If the client tells the lawyer they are guilty the lawyer can still defend them, although the lawyer is not obliged to if someone else can be found in proper time to represent the client and the client does not insist the lawyer represents them. However, in defending the client the lawyer is not allowed to advance a positive case which the lawyer knows to be untrue. This is dealt with in rule 20.2 of the Australian Solicitors Conduct Rules 2011. Those rules provide that in such a case, the lawyer:
(i) must not falsely suggest that some other person committed the offence charged;
(ii) must not set up an affirmative case inconsistent with the confession;
(iii) may argue that the evidence as a whole does not prove that the client is guilty of the offence charged;
(iv) may argue that for some reason of law the client is not guilty of the offence charged; and
(v) may argue that for any other reason not prohibited by (i) and (ii) the client should not be convicted of the offence charged
In other words, the lawyer can put the prosecution to proof (force them to prove their case) and argue that the evidence is not strong enough evidence for the client to be convicted, or argue that the client’s alleged conduct does not amount to a criminal offence for legal reasons.
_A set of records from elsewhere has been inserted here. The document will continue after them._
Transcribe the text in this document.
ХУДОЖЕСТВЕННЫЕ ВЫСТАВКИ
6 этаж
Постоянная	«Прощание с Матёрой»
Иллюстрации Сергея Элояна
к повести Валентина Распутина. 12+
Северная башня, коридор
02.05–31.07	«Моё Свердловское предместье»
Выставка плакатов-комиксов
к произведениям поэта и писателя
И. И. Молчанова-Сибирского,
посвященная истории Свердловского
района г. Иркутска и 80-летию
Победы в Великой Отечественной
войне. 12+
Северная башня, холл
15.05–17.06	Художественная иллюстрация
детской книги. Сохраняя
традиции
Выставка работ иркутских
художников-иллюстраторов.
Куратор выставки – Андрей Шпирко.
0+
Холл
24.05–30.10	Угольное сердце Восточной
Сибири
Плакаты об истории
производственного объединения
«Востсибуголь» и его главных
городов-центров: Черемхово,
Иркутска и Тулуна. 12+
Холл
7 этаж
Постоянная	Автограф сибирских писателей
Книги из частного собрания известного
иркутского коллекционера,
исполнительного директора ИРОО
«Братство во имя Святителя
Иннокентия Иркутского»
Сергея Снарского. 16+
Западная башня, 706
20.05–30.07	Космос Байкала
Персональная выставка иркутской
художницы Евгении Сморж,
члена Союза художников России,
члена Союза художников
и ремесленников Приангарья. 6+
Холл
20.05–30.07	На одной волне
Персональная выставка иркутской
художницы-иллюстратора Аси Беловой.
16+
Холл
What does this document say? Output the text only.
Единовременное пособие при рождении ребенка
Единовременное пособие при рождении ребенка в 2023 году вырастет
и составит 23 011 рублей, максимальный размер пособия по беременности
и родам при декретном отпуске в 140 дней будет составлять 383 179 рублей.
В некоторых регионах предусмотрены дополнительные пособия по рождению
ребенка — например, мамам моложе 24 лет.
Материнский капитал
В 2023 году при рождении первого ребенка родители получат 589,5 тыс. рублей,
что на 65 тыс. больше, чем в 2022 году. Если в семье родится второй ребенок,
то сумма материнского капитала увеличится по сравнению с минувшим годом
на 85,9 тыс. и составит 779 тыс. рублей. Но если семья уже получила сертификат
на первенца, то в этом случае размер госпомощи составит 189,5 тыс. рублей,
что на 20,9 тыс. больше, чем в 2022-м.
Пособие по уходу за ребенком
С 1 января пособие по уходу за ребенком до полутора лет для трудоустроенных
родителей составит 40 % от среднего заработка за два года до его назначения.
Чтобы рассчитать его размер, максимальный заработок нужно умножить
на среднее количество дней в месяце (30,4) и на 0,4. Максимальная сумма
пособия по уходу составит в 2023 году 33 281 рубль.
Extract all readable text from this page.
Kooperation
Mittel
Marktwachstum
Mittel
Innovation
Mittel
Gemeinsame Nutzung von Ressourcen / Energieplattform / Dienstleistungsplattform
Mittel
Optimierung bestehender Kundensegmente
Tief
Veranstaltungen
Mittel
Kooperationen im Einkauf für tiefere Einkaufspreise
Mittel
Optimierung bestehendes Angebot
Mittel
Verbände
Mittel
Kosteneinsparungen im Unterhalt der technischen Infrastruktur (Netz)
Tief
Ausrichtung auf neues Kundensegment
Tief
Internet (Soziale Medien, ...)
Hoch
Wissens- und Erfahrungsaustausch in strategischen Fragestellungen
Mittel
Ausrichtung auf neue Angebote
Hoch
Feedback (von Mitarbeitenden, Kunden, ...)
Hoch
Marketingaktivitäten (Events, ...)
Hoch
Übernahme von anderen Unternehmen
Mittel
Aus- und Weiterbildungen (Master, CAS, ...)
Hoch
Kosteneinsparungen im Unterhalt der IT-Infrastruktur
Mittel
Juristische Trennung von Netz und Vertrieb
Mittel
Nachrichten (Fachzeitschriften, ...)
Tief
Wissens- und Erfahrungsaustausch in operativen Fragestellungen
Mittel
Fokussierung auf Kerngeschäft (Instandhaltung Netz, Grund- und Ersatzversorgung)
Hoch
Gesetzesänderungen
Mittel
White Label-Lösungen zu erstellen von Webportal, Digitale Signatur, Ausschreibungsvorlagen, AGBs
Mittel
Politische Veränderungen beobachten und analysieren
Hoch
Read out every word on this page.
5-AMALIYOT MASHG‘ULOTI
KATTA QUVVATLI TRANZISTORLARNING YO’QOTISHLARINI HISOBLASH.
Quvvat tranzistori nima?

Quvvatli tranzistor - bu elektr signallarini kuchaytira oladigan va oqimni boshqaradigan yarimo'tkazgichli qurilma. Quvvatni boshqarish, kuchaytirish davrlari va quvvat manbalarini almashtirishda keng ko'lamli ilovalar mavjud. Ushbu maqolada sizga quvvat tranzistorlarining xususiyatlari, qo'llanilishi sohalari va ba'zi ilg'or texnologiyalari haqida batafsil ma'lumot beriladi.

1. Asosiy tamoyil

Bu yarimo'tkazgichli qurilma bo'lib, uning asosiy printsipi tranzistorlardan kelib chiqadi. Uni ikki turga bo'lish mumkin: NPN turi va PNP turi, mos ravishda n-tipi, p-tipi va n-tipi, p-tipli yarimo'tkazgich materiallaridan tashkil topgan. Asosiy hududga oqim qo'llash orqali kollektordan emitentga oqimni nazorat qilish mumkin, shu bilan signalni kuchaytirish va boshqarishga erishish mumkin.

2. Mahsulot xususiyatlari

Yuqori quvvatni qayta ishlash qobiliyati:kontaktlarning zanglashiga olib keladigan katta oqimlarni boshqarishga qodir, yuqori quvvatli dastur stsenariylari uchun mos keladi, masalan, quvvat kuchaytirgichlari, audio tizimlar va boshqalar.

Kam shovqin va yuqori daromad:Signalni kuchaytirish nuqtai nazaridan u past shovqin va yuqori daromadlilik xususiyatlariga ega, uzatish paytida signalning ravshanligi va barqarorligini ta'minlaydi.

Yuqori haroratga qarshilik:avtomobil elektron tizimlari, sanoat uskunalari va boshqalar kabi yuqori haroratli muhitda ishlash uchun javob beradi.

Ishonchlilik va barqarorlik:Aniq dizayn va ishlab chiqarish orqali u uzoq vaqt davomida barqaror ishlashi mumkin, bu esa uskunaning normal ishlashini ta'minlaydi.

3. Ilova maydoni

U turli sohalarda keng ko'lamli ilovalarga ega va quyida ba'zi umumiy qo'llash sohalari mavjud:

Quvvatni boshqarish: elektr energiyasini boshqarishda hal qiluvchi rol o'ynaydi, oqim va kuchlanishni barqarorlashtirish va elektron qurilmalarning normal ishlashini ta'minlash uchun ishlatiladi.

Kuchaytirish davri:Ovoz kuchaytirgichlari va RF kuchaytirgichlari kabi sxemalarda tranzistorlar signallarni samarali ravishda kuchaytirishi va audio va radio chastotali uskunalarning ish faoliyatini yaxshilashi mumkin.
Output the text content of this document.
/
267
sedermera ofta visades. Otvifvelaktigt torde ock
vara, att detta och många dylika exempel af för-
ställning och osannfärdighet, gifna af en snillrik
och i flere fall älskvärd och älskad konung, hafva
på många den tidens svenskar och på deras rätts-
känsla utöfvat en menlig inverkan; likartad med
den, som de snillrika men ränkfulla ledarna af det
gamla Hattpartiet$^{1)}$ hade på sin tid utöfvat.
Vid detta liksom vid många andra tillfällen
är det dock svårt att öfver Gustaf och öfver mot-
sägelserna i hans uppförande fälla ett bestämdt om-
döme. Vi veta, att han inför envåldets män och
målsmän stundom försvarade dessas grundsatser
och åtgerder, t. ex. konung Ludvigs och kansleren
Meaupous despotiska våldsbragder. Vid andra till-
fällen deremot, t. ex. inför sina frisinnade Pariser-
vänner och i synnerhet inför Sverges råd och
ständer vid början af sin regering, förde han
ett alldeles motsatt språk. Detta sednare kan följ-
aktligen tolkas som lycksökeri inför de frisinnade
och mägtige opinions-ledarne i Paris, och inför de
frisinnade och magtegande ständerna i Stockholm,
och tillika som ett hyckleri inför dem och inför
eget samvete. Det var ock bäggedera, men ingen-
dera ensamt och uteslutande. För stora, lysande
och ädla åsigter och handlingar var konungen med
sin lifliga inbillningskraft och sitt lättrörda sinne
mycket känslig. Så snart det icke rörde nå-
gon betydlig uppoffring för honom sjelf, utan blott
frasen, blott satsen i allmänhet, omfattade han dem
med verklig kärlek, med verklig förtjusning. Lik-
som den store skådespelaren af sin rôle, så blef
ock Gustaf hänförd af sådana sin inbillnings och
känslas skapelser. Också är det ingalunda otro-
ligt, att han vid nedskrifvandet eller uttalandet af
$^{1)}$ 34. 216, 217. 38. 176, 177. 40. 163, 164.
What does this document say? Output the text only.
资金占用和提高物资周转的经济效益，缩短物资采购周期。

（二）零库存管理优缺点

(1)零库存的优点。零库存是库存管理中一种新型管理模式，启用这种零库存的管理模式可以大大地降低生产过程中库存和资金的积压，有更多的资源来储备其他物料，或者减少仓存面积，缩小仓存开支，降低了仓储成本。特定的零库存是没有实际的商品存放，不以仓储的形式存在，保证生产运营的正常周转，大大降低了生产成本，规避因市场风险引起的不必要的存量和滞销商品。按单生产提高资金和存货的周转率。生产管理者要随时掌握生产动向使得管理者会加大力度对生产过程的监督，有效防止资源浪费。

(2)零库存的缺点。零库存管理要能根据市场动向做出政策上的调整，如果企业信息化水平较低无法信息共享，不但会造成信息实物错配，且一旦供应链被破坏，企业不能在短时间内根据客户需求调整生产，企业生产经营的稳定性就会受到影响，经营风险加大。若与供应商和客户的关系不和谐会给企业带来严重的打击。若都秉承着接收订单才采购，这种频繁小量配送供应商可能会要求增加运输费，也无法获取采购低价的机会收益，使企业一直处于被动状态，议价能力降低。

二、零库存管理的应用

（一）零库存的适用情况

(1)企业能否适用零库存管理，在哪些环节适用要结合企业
The lawyer can also try to weaken the evidence by cross-examining witnesses (without advancing a positive case), arguing that particular pieces of evidence prove little and so on. However, the lawyer is not permitted to submit to the court that my client has an alibi, has committed the offence in self-defence or advance some other evidence or explanation the lawyer knows to be false.
As this post demonstrates, the answer to the question of what s lawyer should do when they know or believe their client is guilty is somewhat complicated. And no doubt it is controversial. After-all, if a client has told the lawyer they are guilty and the lawyer’s efforts helped them escape conviction, then the lawyer has helped a guilty person ‘get away with it’. However, the current requirements are justified when one looks beyond the circumstances of the case and looks at the broader considerations, including the lawyer’s role as an advocate rather than an investigator or jury, and the importance of client confidentiality. However, the duty to not mislead the court is paramount. Whilst the lawyer is not permitted to disclose client confessions to the court, the lawyer is also prohibited from misleading the court by adducing evidence or making submissions that they know to be false.